In a press conference Thursday morning, Oklahoma House of Representatives Democrats said they hammered out a possible budget agreement with members of the Republican party; a development that would mean the end of this year’s rare special session.

House Minority Leader Scott Inman, D-Del City, and a dozen members of his caucus told reporters they, along with Gov. Mary Fallin and Senate Republicans had reached a tentative “combination” budget.

According to Inman, the agreement is a six-point compromise on some of the most controversial proposals from the previous regular session. It was clear however, Democrats were forced to give up more ground.

Inman said the plan includes the $1.50 cigarette tax, which had originally been struck down by the State Supreme Court after it was passed, due to a constitutional deadline which bars passing revenue measures in the last week of session. The ruling created a $215 million budget hole and force lawmakers back to the capitol to find ways to fill it.

The plan also includes a six-cent per gallon tax on gas, the elimination of the sales tax for wind energy producers and the addition of taxes on so-called luxury services.

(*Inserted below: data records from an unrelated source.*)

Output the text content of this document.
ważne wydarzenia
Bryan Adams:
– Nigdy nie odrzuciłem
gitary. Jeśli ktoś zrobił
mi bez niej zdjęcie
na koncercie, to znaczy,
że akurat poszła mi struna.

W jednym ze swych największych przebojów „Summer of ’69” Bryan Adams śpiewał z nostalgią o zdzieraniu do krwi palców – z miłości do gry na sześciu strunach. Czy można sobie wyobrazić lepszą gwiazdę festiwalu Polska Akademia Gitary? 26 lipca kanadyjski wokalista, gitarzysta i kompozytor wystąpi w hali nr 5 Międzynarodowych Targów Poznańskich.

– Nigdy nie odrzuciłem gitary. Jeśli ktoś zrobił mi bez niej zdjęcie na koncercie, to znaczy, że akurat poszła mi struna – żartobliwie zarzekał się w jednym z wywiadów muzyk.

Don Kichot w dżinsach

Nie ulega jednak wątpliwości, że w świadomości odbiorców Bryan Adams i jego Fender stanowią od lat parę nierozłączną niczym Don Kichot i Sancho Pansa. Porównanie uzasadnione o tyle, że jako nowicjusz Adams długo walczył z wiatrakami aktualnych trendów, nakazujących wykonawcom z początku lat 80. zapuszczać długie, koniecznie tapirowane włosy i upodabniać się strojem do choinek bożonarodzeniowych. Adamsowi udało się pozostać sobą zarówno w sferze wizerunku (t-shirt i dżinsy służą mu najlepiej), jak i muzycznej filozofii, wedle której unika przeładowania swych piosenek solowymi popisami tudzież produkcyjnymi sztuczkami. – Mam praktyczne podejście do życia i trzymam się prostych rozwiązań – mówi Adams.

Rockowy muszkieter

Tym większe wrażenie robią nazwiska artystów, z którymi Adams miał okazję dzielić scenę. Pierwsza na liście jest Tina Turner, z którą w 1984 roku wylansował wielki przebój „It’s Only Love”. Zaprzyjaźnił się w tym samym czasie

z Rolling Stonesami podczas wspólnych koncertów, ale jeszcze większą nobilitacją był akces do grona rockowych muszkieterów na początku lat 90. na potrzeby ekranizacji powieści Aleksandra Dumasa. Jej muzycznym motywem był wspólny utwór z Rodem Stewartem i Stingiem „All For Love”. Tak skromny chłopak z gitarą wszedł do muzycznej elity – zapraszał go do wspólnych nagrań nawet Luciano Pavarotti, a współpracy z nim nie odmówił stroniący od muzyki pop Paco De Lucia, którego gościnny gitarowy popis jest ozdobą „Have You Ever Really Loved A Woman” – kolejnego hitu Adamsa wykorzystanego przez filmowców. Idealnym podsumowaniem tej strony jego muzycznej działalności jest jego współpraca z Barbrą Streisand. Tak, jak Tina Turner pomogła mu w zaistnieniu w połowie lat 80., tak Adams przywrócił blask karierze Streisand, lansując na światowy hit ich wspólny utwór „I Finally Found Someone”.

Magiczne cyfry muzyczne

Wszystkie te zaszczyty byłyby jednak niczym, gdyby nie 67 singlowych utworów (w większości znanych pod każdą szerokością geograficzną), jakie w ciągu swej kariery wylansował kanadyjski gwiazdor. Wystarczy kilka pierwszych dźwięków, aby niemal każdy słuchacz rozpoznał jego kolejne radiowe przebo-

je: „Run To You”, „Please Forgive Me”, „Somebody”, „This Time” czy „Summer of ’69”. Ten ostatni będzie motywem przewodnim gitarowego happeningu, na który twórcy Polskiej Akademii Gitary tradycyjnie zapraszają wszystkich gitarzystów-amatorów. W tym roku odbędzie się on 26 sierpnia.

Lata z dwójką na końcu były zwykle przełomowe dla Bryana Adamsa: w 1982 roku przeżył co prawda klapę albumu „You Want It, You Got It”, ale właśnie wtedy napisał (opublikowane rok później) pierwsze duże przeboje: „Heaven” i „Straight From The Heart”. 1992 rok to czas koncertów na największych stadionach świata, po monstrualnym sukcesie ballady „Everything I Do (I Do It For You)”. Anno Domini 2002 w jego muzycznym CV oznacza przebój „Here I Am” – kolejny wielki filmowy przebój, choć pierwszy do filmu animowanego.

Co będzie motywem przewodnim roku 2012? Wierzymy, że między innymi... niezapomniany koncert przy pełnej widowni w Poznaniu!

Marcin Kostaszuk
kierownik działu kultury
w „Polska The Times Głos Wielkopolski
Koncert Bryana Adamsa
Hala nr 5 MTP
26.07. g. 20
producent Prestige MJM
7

Each of the four tax measures came from the Republican side of the aisle.

Democrats said they wouldn’t walk away empty handed from the agreement either. After initially calling for a seven percent increase on the gross production of oil and gas, Inman said his party members agreed to a five percent increase on new wells.

The GPT had been the sharpest point of contention between the two parties during the regular session. Finally, Democrats asked to restore income tax cuts on high earners making more than $200,000 a year or $500,000 for a family of four.

In all, Inman said it amounts to $560 million in revenue for agencies deeply hurt by nearly a decade of budget cuts. It would also fund a $2,000 pay raise for teachers, only a fraction of the promise $5,000 raise.

Left out of the agreement were House Republicans. Speaker Charles McCall’s, R-Atoka, office said unequivocally there is no deal.

“There is no agreement in place,” McCall’s spokesman Jason Sutton said. “The speaker has been in negotiations with Senate leadership and the governor’s office [Thursday] morning and throughout the week.”

One House Republican said neither Fallin nor his colleagues in the Senate were on board, alleging Inman’s statements and the statements of others were not much more than political theater designed to pressure lawmakers into action.

Inman said it was unlikely a vote on the agreement would happen Monday, the first day back for legislators who had recessed after deadlocking in budget negotiations during the first week of the special session.

Inman and McCall's office confirmed the two would meet Sunday night to discuss the budget before legislators return to the Capitol on Monday.